The Twilight of the Liberal Gods

Let us pray it is the twilight. A friend sent this article to me, otherwise I would’ve missed it. Sarah Hoyt, writing at PJMedia, uses other language than I have to describe the conservatives’ massive failure in the information war over the past few decades. Here’s an excerpt from the middle of her article:

[Leftist] policies, a lot of them restricting people’s ability to live as they wanted, were defended by nicely dressed people on television, people who looked and acted just like you wish your relatives and friends would: well dressed, calm, using what appeared to be sound reasoning, and with just a slight smirk of superiority for those who didn’t believe them.

If necessary, college professors and “studies” were trotted out in defense of the left’s latest hobby horse.

It was stunningly effective. This fifth column within America convinced many if not most Americans of my generation (not to mention the boomers before us) that both sides of the civil war were equally culpable. They convinced people that “art” that consists of trash randomly twisted together deserves high payment from museums. They convinced people that thoroughly unpleasant and unentertaining books should be, if not read, at least revered, their authors rewarded with various academic posts and children mercilessly subjected to their ridiculousness.

Which is how we’ve come to where we’re now, with the left in control of all the cultural high ground and being able to declare, at will, that so and so is excommunicated or unworthy.

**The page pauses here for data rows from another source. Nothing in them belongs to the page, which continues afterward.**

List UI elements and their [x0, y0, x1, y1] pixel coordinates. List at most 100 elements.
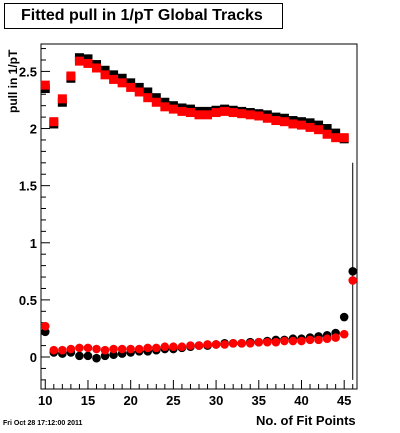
data-point-square — [74, 56, 84, 66]
data-point-square — [194, 110, 204, 120]
data-point-square — [126, 82, 136, 92]
data-point-square — [49, 117, 59, 127]
data-point-circle — [66, 344, 76, 354]
data-point-circle — [271, 337, 281, 347]
data-point-square — [237, 109, 247, 119]
data-point-square — [83, 58, 93, 68]
x-tick-label: 35 — [252, 393, 266, 408]
x-axis-label: No. of Fit Points — [256, 413, 356, 428]
data-point-circle — [339, 312, 349, 322]
data-point-square — [134, 87, 144, 97]
data-point-circle — [75, 351, 84, 361]
data-point-square — [134, 82, 144, 92]
data-point-square — [100, 70, 110, 80]
data-point-square — [143, 93, 153, 103]
data-point-square — [220, 106, 230, 116]
data-point-square — [185, 108, 195, 118]
data-point-square — [322, 129, 332, 139]
data-point-circle — [228, 339, 238, 348]
data-point-square — [305, 118, 315, 128]
data-point-circle — [297, 336, 306, 346]
data-point-square — [143, 87, 153, 97]
data-point-square — [177, 106, 187, 116]
data-point-circle — [126, 344, 135, 354]
x-tick-label: 25 — [166, 393, 180, 408]
data-point-circle — [331, 333, 340, 342]
data-point-square — [92, 63, 102, 73]
data-point-square — [151, 93, 161, 103]
data-point-square — [126, 78, 136, 88]
y-axis-label: pull in 1/pT — [6, 49, 20, 113]
data-point-circle — [263, 337, 272, 347]
data-point-square — [271, 116, 281, 126]
data-point-circle — [254, 337, 264, 347]
data-point-square — [211, 108, 221, 118]
y-tick-label: 1 — [30, 236, 37, 251]
data-point-circle — [134, 344, 144, 354]
y-tick-label: 0.5 — [19, 293, 37, 308]
data-point-square — [117, 78, 127, 88]
data-point-square — [262, 113, 272, 123]
data-point-square — [279, 117, 289, 127]
data-point-circle — [92, 344, 101, 354]
data-point-circle — [143, 343, 153, 353]
data-point-square — [331, 133, 341, 143]
data-point-circle — [117, 344, 127, 354]
axis-ticks — [41, 48, 354, 389]
data-point-square — [83, 54, 93, 64]
data-point-square — [160, 97, 170, 107]
data-point-circle — [177, 342, 187, 352]
data-point-circle — [83, 343, 93, 353]
data-point-circle — [83, 351, 93, 361]
data-point-square — [288, 119, 298, 129]
data-point-square — [339, 133, 349, 143]
data-point-circle — [348, 276, 358, 285]
data-point-square — [109, 70, 119, 80]
data-point-square — [168, 104, 178, 114]
data-point-circle — [305, 335, 315, 345]
data-point-circle — [237, 339, 247, 348]
data-point-circle — [314, 335, 323, 345]
data-point-square — [40, 80, 50, 90]
data-point-square — [314, 125, 324, 135]
data-point-square — [117, 73, 127, 83]
data-point-circle — [58, 345, 67, 355]
x-tick-label: 40 — [294, 393, 308, 408]
x-tick-label: 20 — [123, 393, 137, 408]
data-point-circle — [348, 267, 358, 276]
data-point-square — [305, 122, 315, 132]
data-point-circle — [245, 339, 255, 348]
data-point-square — [254, 111, 264, 121]
data-point-circle — [49, 345, 59, 355]
data-point-square — [228, 108, 238, 118]
data-point-square — [151, 97, 161, 107]
data-point-square — [331, 128, 341, 138]
y-tick-label: 0 — [30, 350, 37, 365]
x-tick-label: 15 — [81, 393, 95, 408]
data-point-square — [57, 94, 67, 104]
data-point-circle — [288, 336, 298, 346]
data-point-circle — [339, 329, 349, 339]
data-point-circle — [109, 344, 118, 354]
data-point-circle — [151, 343, 161, 353]
data-point-circle — [280, 336, 289, 346]
data-point-square — [314, 120, 324, 130]
data-point-circle — [100, 345, 110, 355]
data-point-square — [296, 120, 306, 130]
data-point-circle — [194, 341, 204, 350]
data-point-square — [100, 65, 110, 75]
data-point-square — [322, 124, 332, 134]
x-tick-label: 10 — [38, 393, 52, 408]
y-tick-label: 2 — [30, 122, 37, 137]
axis-tick-labels: 10 15 20 25 30 35 40 45 0 0.5 1 1.5 2 2.5 — [19, 64, 352, 408]
data-point-circle — [75, 343, 84, 353]
chart-title: Fitted pull in 1/pT Global Tracks — [4, 3, 283, 29]
data-point-circle — [203, 340, 212, 349]
x-tick-label: 30 — [209, 393, 223, 408]
data-point-circle — [211, 340, 221, 349]
timestamp: Fri Oct 28 17:12:00 2011 — [3, 420, 83, 427]
data-point-circle — [160, 342, 170, 352]
data-point-square — [160, 102, 170, 112]
data-point-square — [109, 74, 119, 84]
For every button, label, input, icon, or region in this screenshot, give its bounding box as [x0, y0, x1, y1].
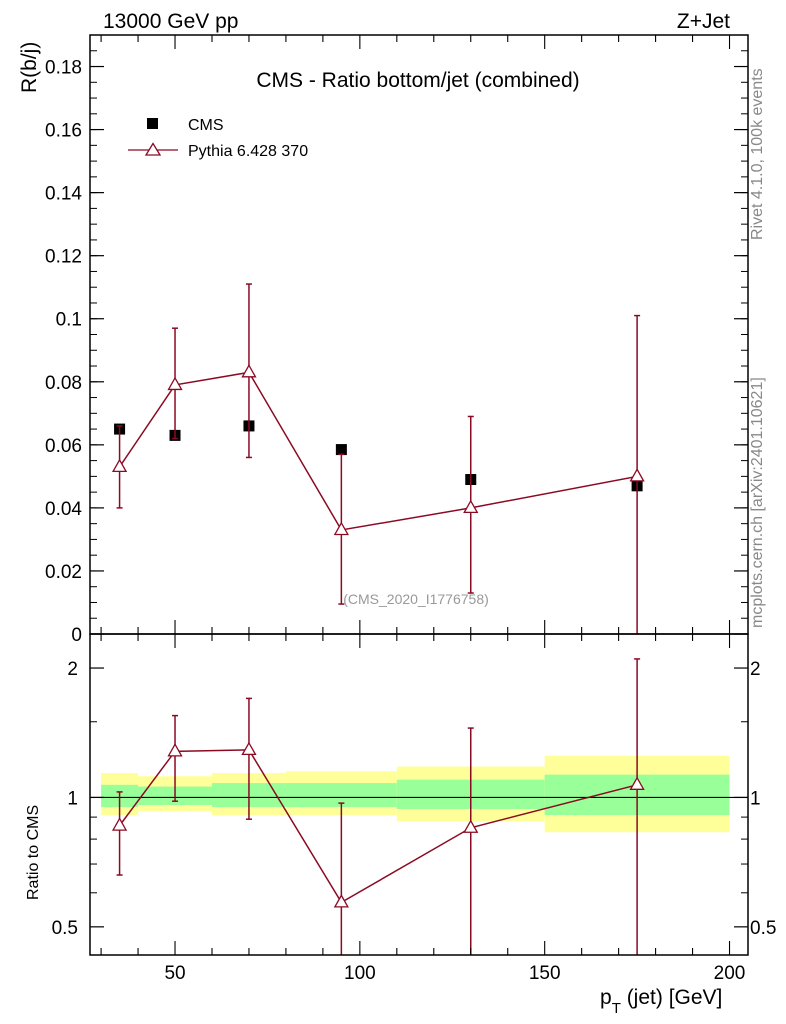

Sure, we have the new media, and I and other colleagues of mine who are willing to be openly anti-leftists now have the means to exist and to claw a place in the field, and even to make a living. But don’t delude yourselves. Our place is precarious, marginalized. If someone calls “an author” to give an opinion on anything in the evening news, it is never us. If there is some sort of academic post, it never goes to us. And the left media, in general, don’t notice us except to revile us when we grow too troublesome. (Like the campaign to brand us racist-sexist-homophobic for daring intimate that the storied Hugo Awards were now a log-rolling festival and the winners somewhere between boring and vomitous.)